Reminds me of (and doesn't disprove) one of my favorite Calvin & Hobbes.

Hiroshima, 6th August 1945

Iconic Photos wrote Hiroshima, 6th August 1945 and I've never seen these photos.

"Today marks the 65th anniversary of the dropping of the Atomic Bomb on Hiroshima...Nuclear blast and wind destroyed buildings within its 1.5-mile radius. Yoshito Matsushige was barely out of this radius at a little over 1.6-miles from the ground zero. Heading out to the citycentre, Matsushige took the only photographs taken of Hiroshima on that calamitous day. Matsushige himself was not seriously injured by the blast, but the scenes of carnage and dying people prevented him from taking further pictures. (He had 24 possible exposures, in the 10 hours he spent wandering the devastated city, but only seven came out right. He ruined two in darkroom process)."
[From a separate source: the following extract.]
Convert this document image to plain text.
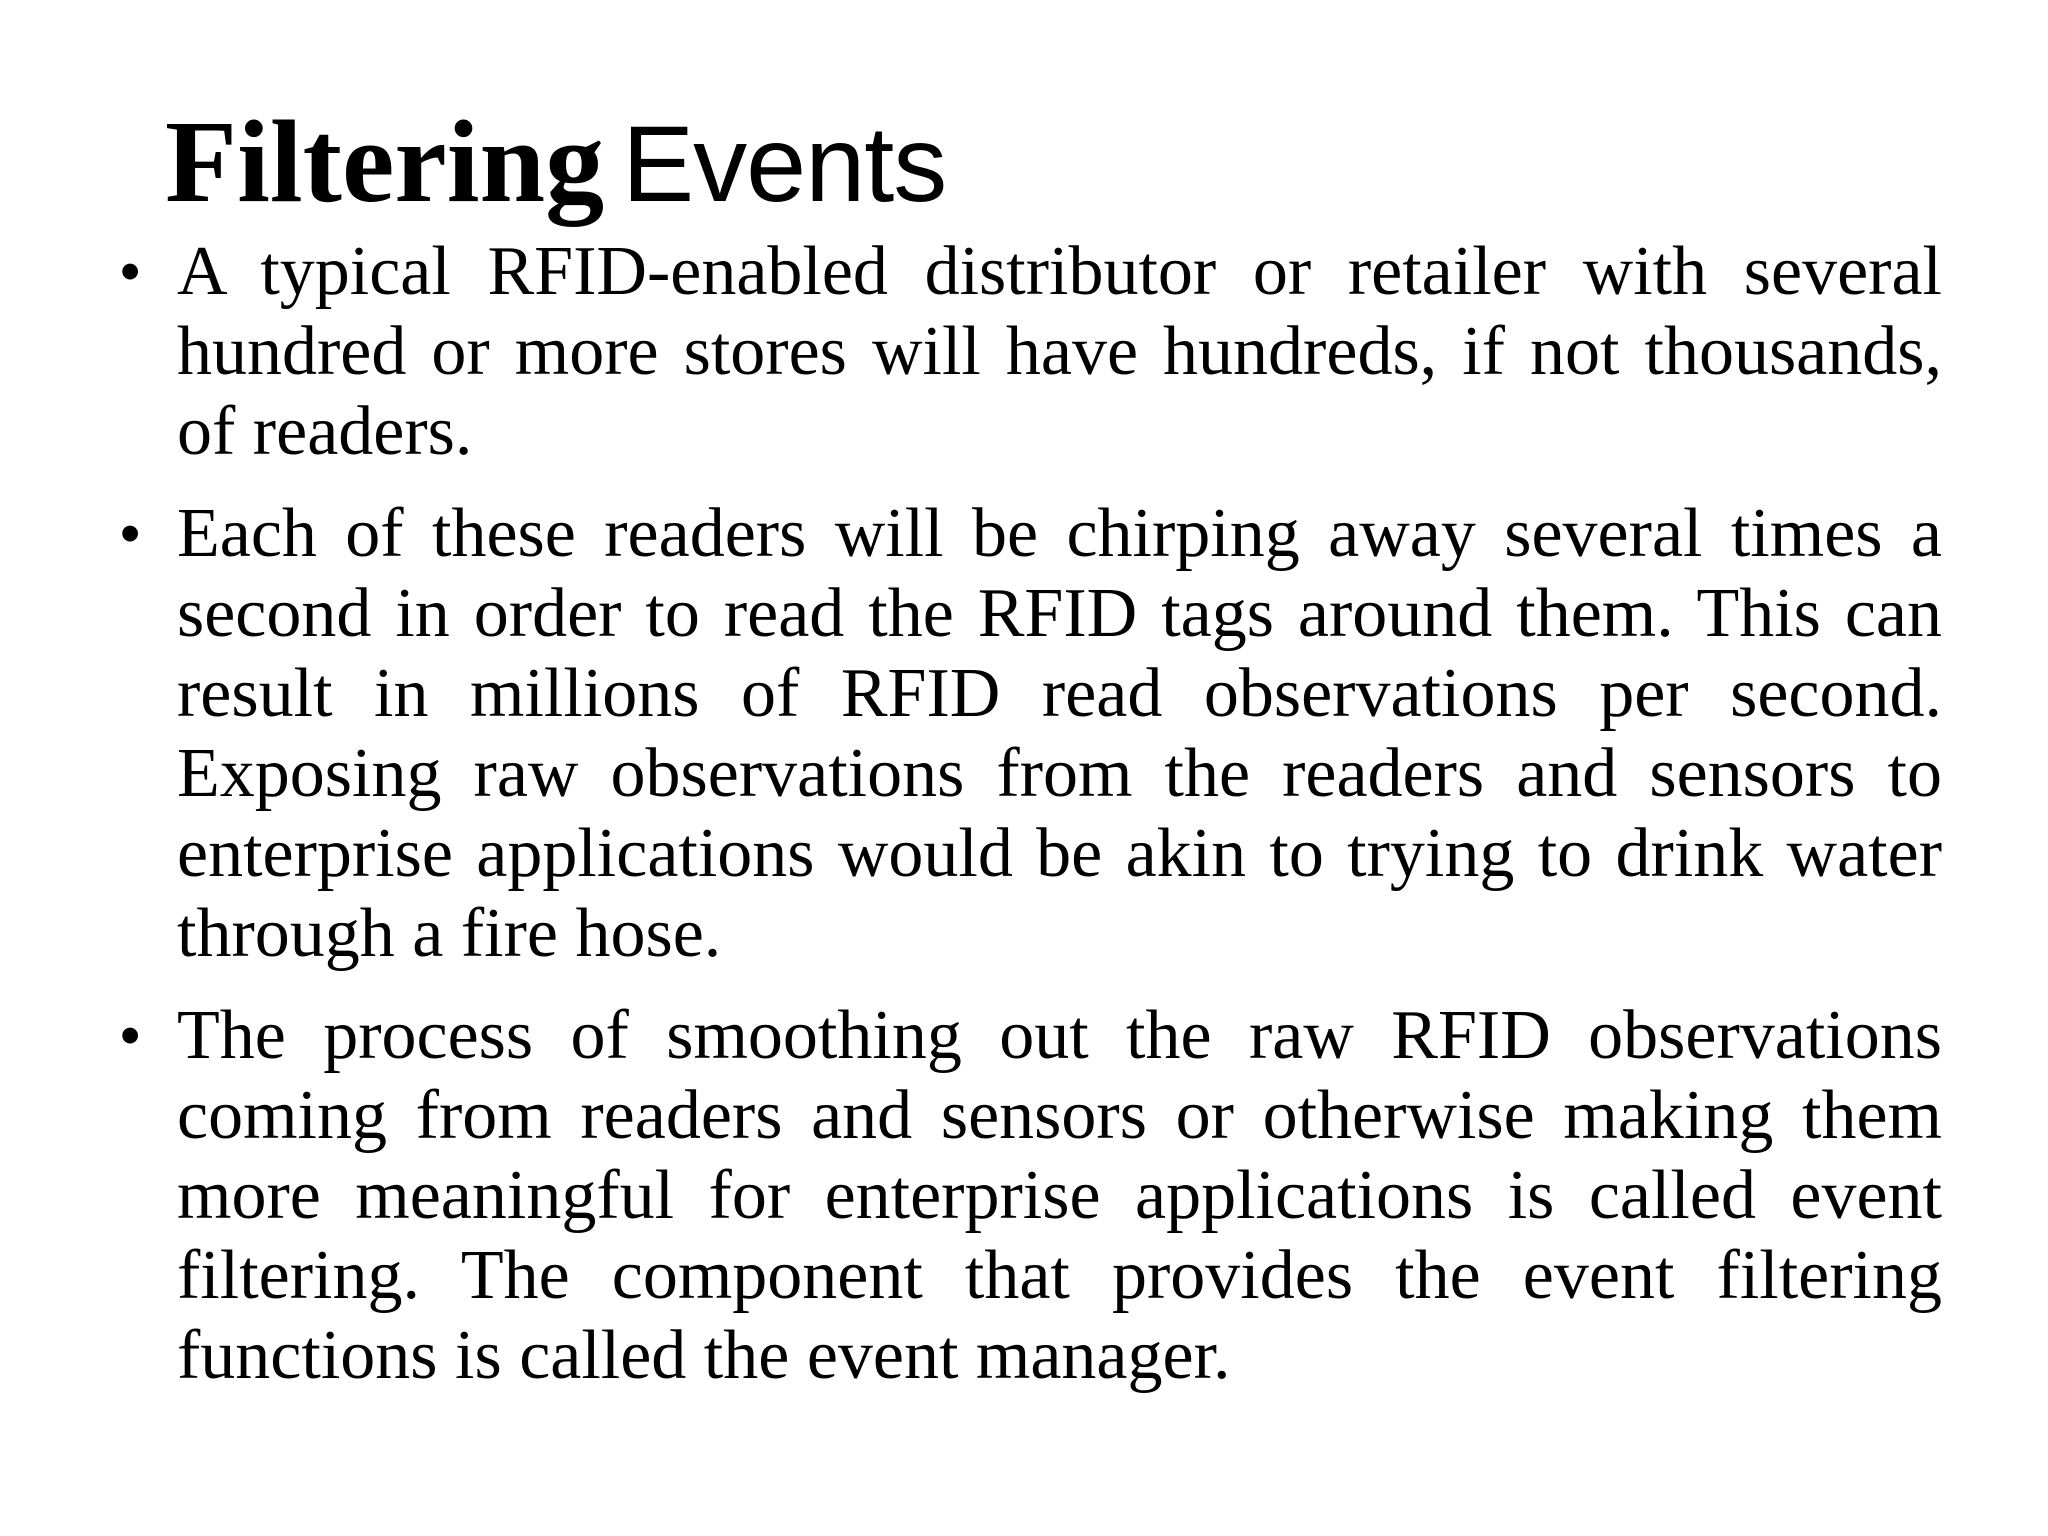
Filtering Events
• A typical RFID-enabled distributor or retailer with several hundred or more stores will have hundreds, if not thousands, of readers.
• Each of these readers will be chirping away several times a second in order to read the RFID tags around them. This can result in millions of RFID read observations per second. Exposing raw observations from the readers and sensors to enterprise applications would be akin to trying to drink water through a fire hose.
• The process of smoothing out the raw RFID observations coming from readers and sensors or otherwise making them more meaningful for enterprise applications is called event filtering. The component that provides the event filtering functions is called the event manager.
NewImage.jpgUpdate: More Hiroshima pics.

Legacy of the Flash Crash

The Wall Street Journal has an article today on the Legacy of the 'Flash Crash', the May 6th stock market mini-crash. The article is behind the paywall, but the info graphic is free and is interesting.

June 30th, security researcher Ed Felton wrote The Stock-market Flash Crash: Attack, Bug, or Gamesmanship?

Other than those two I haven't seen much about it.